I happen to agree – if I had a closed ICU that seemed to be working well, I wouldn’t throw open the glass doors tomorrow. And if I ran the Leapfrog Group, I would not take intensivist staffing off my list of evidence-based safety practices, at least not yet. But I would question my assumptions and use this study to motivate further inquiry into the best ways to organize an individual ICU, or all ICUs. As Levy and colleagues conclude…
Although all of the possible explanatory mechanisms we have mentioned [overly aggressive care, infections from indwelling catheters] may seem to portend badly for the practice of critical care medicine, we suggest that, if true, they are amenable to correction or mitigation through such efforts as guideline development and adherence, quality improvement, and systematic efforts to reduce errors. Given the complexity of critical illness, the need for dedicated critical care physicians seems inevitable, and strategies to assure best practices will help them to guarantee the best outcomes possible. Further research is needed to explain these findings and determine whether these results may be explained by unrecognized residual confounders of illness severity.
Seems right to me.

One postscript: though neither the study nor the editorial mention hospitalists, there are two hospitalist angles worthy of reflection. First, SHM surveys tell us that the vast majority of U.S. hospitalists do see ICU patients. Our ICUs at UCSF Medical Center fall into this category – we have a hybrid model in which our hospitalists remain the physicians-of-record for medical ICU patients, with mandatory intensivist consultation (the intensivists assuming the management of the ventilators, the lines, and the sedation). Over the past decade, I have been under intense pressure to “close the unit,” even though most of our hospitalists and intensivists think our present arrangement works quite well (and our model does pass Leapfrog muster for “high intensity intensivist involvement”). The Annals study reminds us that there is much that we do not understand about best practices in ICU organization, and that a model of open ICUs with selective use of intensivists might well prove to be as good as, or better than, the hermetically sealed ICU, with its forced ICU-floor discontinuity.
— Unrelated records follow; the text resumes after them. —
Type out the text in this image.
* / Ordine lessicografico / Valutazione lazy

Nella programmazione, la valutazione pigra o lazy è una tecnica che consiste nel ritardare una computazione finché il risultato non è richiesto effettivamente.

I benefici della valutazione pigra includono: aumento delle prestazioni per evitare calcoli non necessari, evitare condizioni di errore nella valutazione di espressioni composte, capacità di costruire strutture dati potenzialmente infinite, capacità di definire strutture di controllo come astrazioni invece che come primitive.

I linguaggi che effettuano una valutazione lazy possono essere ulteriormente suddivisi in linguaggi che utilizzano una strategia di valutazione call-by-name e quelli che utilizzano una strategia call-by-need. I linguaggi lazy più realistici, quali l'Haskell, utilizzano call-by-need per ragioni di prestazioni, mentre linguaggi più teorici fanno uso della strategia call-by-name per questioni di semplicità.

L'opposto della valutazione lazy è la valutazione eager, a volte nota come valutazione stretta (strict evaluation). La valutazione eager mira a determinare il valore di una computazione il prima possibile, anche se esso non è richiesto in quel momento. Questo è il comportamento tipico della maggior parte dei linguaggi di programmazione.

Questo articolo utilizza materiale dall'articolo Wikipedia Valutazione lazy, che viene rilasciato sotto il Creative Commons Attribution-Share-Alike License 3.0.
Secondly, the data from which the Annals study were derived came from Project IMPACT – a study begun by the Society of Critical Care Medicine (with pharma support) in 1996. Although SCCM can’t be thrilled that their database produced these results (you can be sure that the society’s PR firm received an emergency call from the SCCM CEO this week), the study highlights the power of and need for clinical research to answer important clinical and organizational questions. It also underlines the unique ability of medical societies to help organize multicenter studies whose fruits may be harvested over many years. The Society of Hospital Medicine can, and should, be in this business.